Why people stay too long.
And why that's completely understandable.
People stay because they're afraid — of what leaving means practically, of how their family will react, of loneliness, of the unknown. They stay because they love their children and can't bear the thought of them growing up in a broken home (though research on what actually harms children might surprise you). They stay because they keep hoping — next month, next year, when things are less stressful. They stay because leaving requires a kind of courage that doesn't come easily, especially when you're already depleted.
Why people leave too soon.
And why that's also understandable.
Sometimes people leave when the relationship is in a hard season, not a terminal one. When the problems are real but workable, if both people were willing. They leave because they've been in pain for so long that they can't see past it anymore. They leave because they've never had a space to say out loud what they actually need, and so what they need has never been heard.

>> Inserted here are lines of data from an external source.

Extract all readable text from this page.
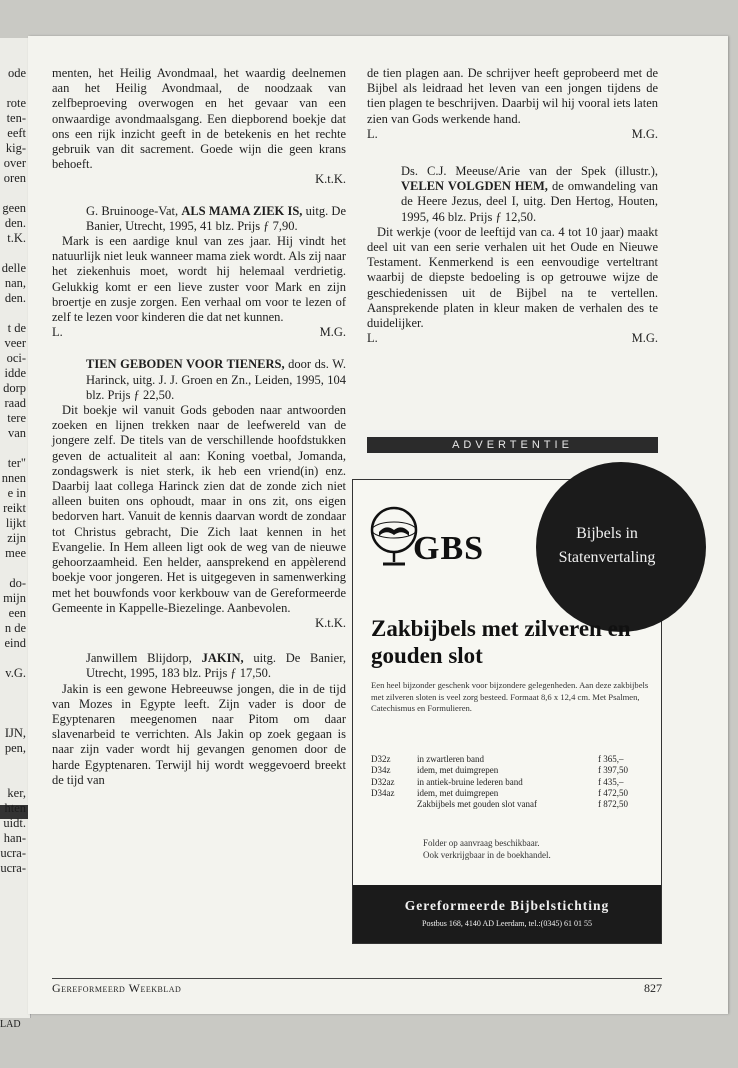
LAD
ode
rote
ten-
eeft
kig-
over
oren
geen
den.
t.K.
delle
nan,
den.
t de
veer
oci-
idde
dorp
raad
tere
van
ter"
nnen
e in
reikt
lijkt
zijn
mee
do-
mijn
een
n de
eind
v.G.
IJN,
pen,
ker,
hten
uidt.
han-
ucra-
ucra-

menten, het Heilig Avondmaal, het waardig deelnemen aan het Heilig Avondmaal, de noodzaak van zelfbeproeving overwogen en het gevaar van een onwaardige avondmaalsgang. Een diepborend boekje dat ons een rijk inzicht geeft in de betekenis en het rechte gebruik van dit sacrement. Goede wijn die geen krans behoeft.

K.t.K.

G. Bruinooge-Vat, ALS MAMA ZIEK IS, uitg. De Banier, Utrecht, 1995, 41 blz. Prijs ƒ 7,90.

Mark is een aardige knul van zes jaar. Hij vindt het natuurlijk niet leuk wanneer mama ziek wordt. Als zij naar het ziekenhuis moet, wordt hij helemaal verdrietig. Gelukkig komt er een lieve zuster voor Mark en zijn broertje en zusje zorgen. Een verhaal om voor te lezen of zelf te lezen voor kinderen die dat net kunnen.

L.	M.G.

TIEN GEBODEN VOOR TIENERS, door ds. W. Harinck, uitg. J. J. Groen en Zn., Leiden, 1995, 104 blz. Prijs ƒ 22,50.

Dit boekje wil vanuit Gods geboden naar antwoorden zoeken en lijnen trekken naar de leefwereld van de jongere zelf. De titels van de verschillende hoofdstukken geven de actualiteit al aan: Koning voetbal, Jomanda, zondagswerk is niet sterk, ik heb een vriend(in) enz. Daarbij laat collega Harinck zien dat de zonde zich niet alleen buiten ons ophoudt, maar in ons zit, ons eigen bedorven hart. Vanuit de kennis daarvan wordt de zondaar tot Christus gebracht, Die Zich laat kennen in het Evangelie. In Hem alleen ligt ook de weg van de nieuwe gehoorzaamheid. Een helder, aansprekend en appèlerend boekje voor jongeren. Het is uitgegeven in samenwerking met het bouwfonds voor kerkbouw van de Gereformeerde Gemeente in Kappelle-Biezelinge. Aanbevolen.

K.t.K.

Janwillem Blijdorp, JAKIN, uitg. De Banier, Utrecht, 1995, 183 blz. Prijs ƒ 17,50.

Jakin is een gewone Hebreeuwse jongen, die in de tijd van Mozes in Egypte leeft. Zijn vader is door de Egyptenaren meegenomen naar Pitom om daar slavenarbeid te verrichten. Als Jakin op zoek gegaan is naar zijn vader wordt hij gevangen genomen door de harde Egyptenaren. Terwijl hij wordt weggevoerd breekt de tijd van

de tien plagen aan. De schrijver heeft geprobeerd met de Bijbel als leidraad het leven van een jongen tijdens de tien plagen te beschrijven. Daarbij wil hij vooral iets laten zien van Gods werkende hand.

L.	M.G.

Ds. C.J. Meeuse/Arie van der Spek (illustr.), VELEN VOLGDEN HEM, de omwandeling van de Heere Jezus, deel I, uitg. Den Hertog, Houten, 1995, 46 blz. Prijs ƒ 12,50.

Dit werkje (voor de leeftijd van ca. 4 tot 10 jaar) maakt deel uit van een serie verhalen uit het Oude en Nieuwe Testament. Kenmerkend is een eenvoudige verteltrant waarbij de diepste bedoeling is op getrouwe wijze de geschiedenissen uit de Bijbel na te vertellen. Aansprekende platen in kleur maken de verhalen des te duidelijker.

L.	M.G.
ADVERTENTIE
Bijbels in Statenvertaling
GBS
Zakbijbels met zilveren en gouden slot
Een heel bijzonder geschenk voor bijzondere gelegenheden. Aan deze zakbijbels met zilveren sloten is veel zorg besteed. Formaat 8,6 x 12,4 cm. Met Psalmen, Catechismus en Formulieren.
D32z	in zwartleren band	f 365,–
D34z	idem, met duimgrepen	f 397,50
D32az	in antiek-bruine lederen band	f 435,–
D34az	idem, met duimgrepen	f 472,50
Zakbijbels met gouden slot vanaf	f 872,50
Folder op aanvraag beschikbaar.
Ook verkrijgbaar in de boekhandel.
Gereformeerde Bijbelstichting
Postbus 168, 4140 AD Leerdam, tel.:(0345) 61 01 55
Gereformeerd Weekblad	827
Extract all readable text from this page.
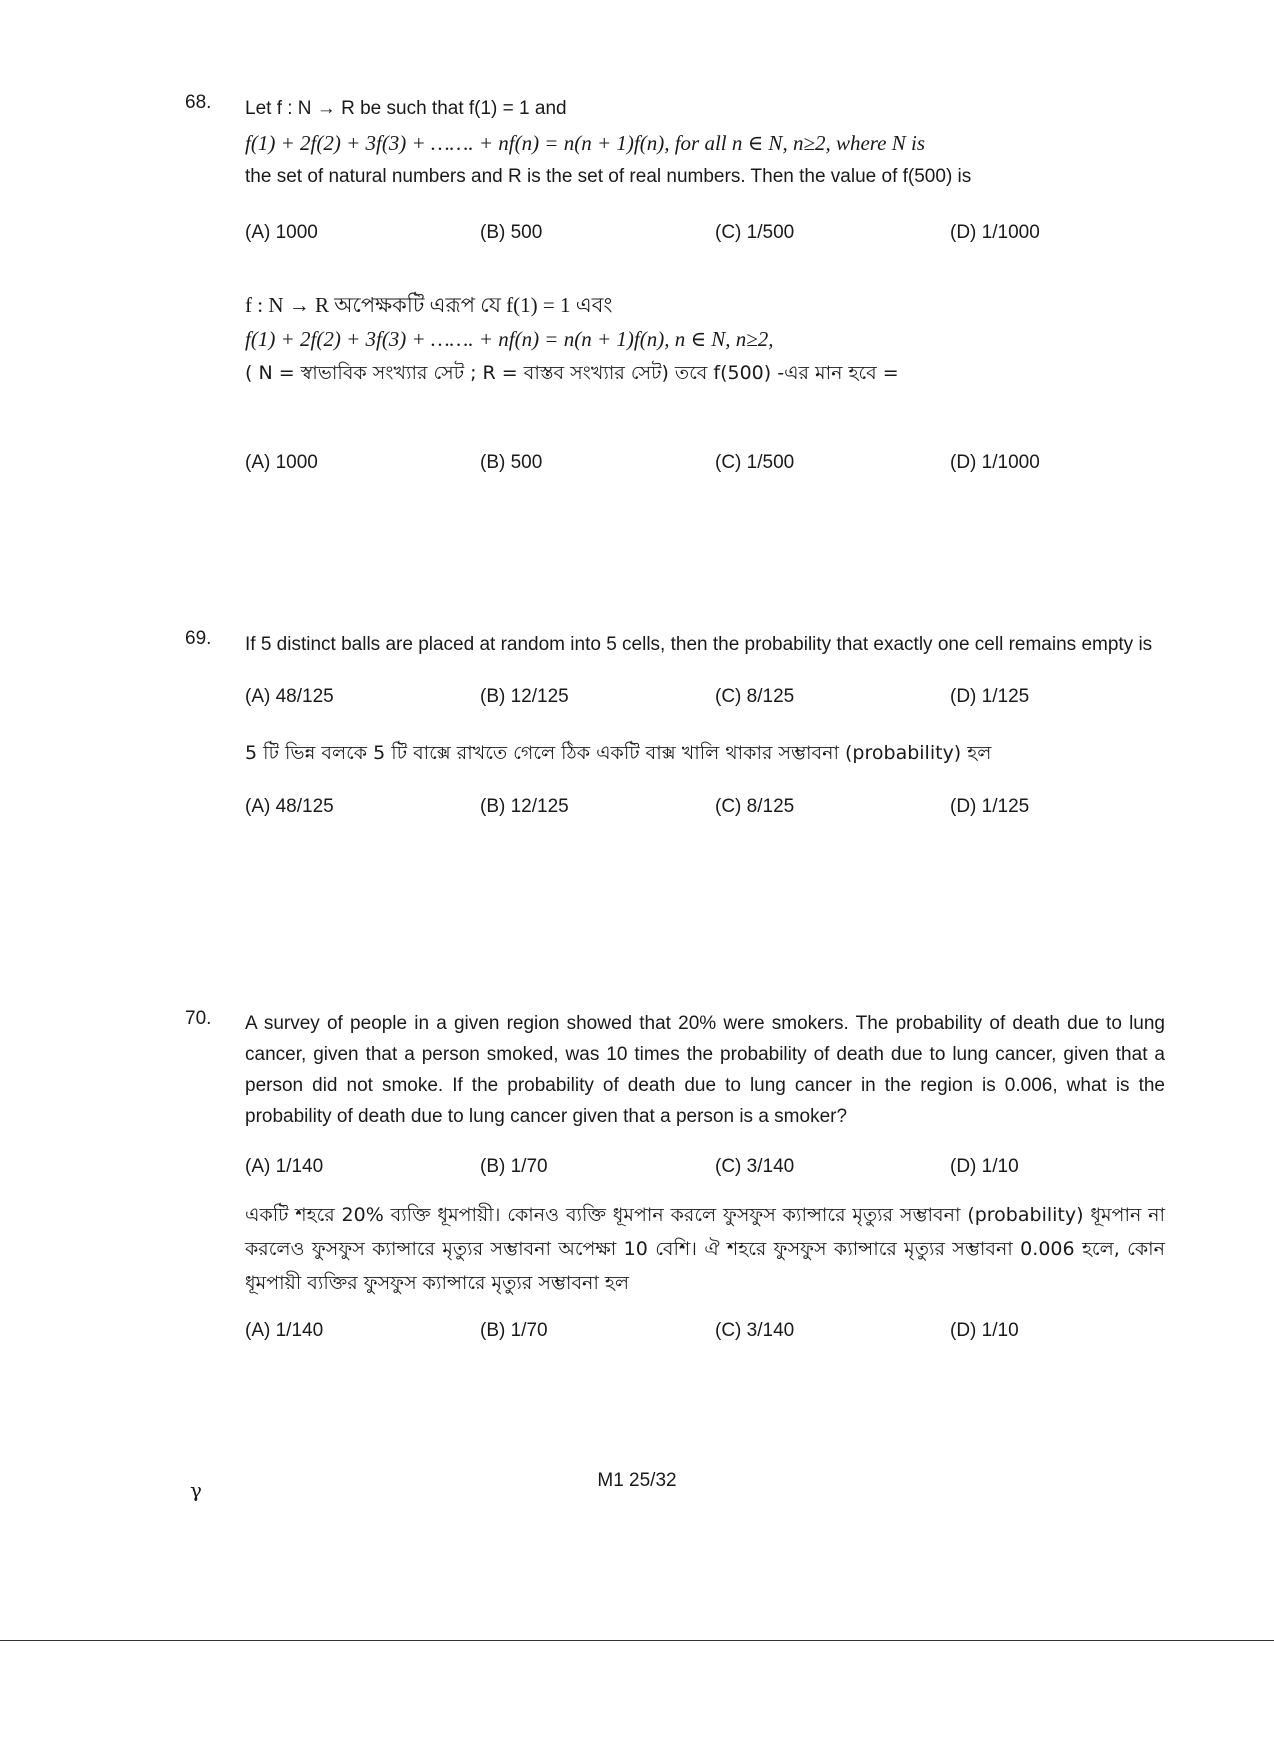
68. Let f : N → R be such that f(1) = 1 and
f(1) + 2f(2) + 3f(3) + ……. + nf(n) = n(n + 1)f(n), for all n ∈ N, n≥2, where N is
the set of natural numbers and R is the set of real numbers. Then the value of f(500) is
(A) 1000	(B) 500	(C) 1/500	(D) 1/1000
f : N → R অপেক্ষকটি এরূপ যে f(1) = 1 এবং
f(1) + 2f(2) + 3f(3) + ……. + nf(n) = n(n + 1)f(n), n ∈ N, n≥2,
( N = স্বাভাবিক সংখ্যার সেট ; R = বাস্তব সংখ্যার সেট) তবে f(500) -এর মান হবে =
(A) 1000	(B) 500	(C) 1/500	(D) 1/1000
69. If 5 distinct balls are placed at random into 5 cells, then the probability that exactly one cell remains empty is
(A) 48/125	(B) 12/125	(C) 8/125	(D) 1/125
5 টি ভিন্ন বলকে 5 টি বাক্সে রাখতে গেলে ঠিক একটি বাক্স খালি থাকার সম্ভাবনা (probability) হল
(A) 48/125	(B) 12/125	(C) 8/125	(D) 1/125
70. A survey of people in a given region showed that 20% were smokers. The probability of death due to lung cancer, given that a person smoked, was 10 times the probability of death due to lung cancer, given that a person did not smoke. If the probability of death due to lung cancer in the region is 0.006, what is the probability of death due to lung cancer given that a person is a smoker?
(A) 1/140	(B) 1/70	(C) 3/140	(D) 1/10
একটি শহরে 20% ব্যক্তি ধূমপায়ী। কোনও ব্যক্তি ধূমপান করলে ফুসফুস ক্যান্সারে মৃত্যুর সম্ভাবনা (probability) ধূমপান না করলেও ফুসফুস ক্যান্সারে মৃত্যুর সম্ভাবনা অপেক্ষা 10 বেশি। ঐ শহরে ফুসফুস ক্যান্সারে মৃত্যুর সম্ভাবনা 0.006 হলে, কোন ধূমপায়ী ব্যক্তির ফুসফুস ক্যান্সারে মৃত্যুর সম্ভাবনা হল
(A) 1/140	(B) 1/70	(C) 3/140	(D) 1/10
γ	M1 25/32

This is one of the things couples therapy can do — not save every marriage, but make sure that if you do leave, you leave having genuinely understood what happened, rather than carrying a story full of holes into your next chapter.
You don't have to decide anything today.
This is the most important thing I want you to hear. You don't come to therapy with a decision already made and ask me to ratify it. You come with the full weight of the question, and we think through it together — carefully, without agenda.
I will not tell you to stay. I will not tell you to leave. That is not my role, and it would be a betrayal of the trust you bring into a room like this. What I can do is help you hear yourself more clearly — the parts of you that have been afraid to speak, the needs that have been unvoiced, the grief that's been sitting under the anger.
Whatever you ultimately decide, you deserve to make that decision from a clear, grounded place — not from exhaustion, not from fear, not from a pressure cooker of other people's expectations.
A therapy session is just a conversation. Private. Yours. No one in your family needs to know. You don't have to have the words ready. You can just come in and say: I don't know what to do. That's enough. That's exactly where we start.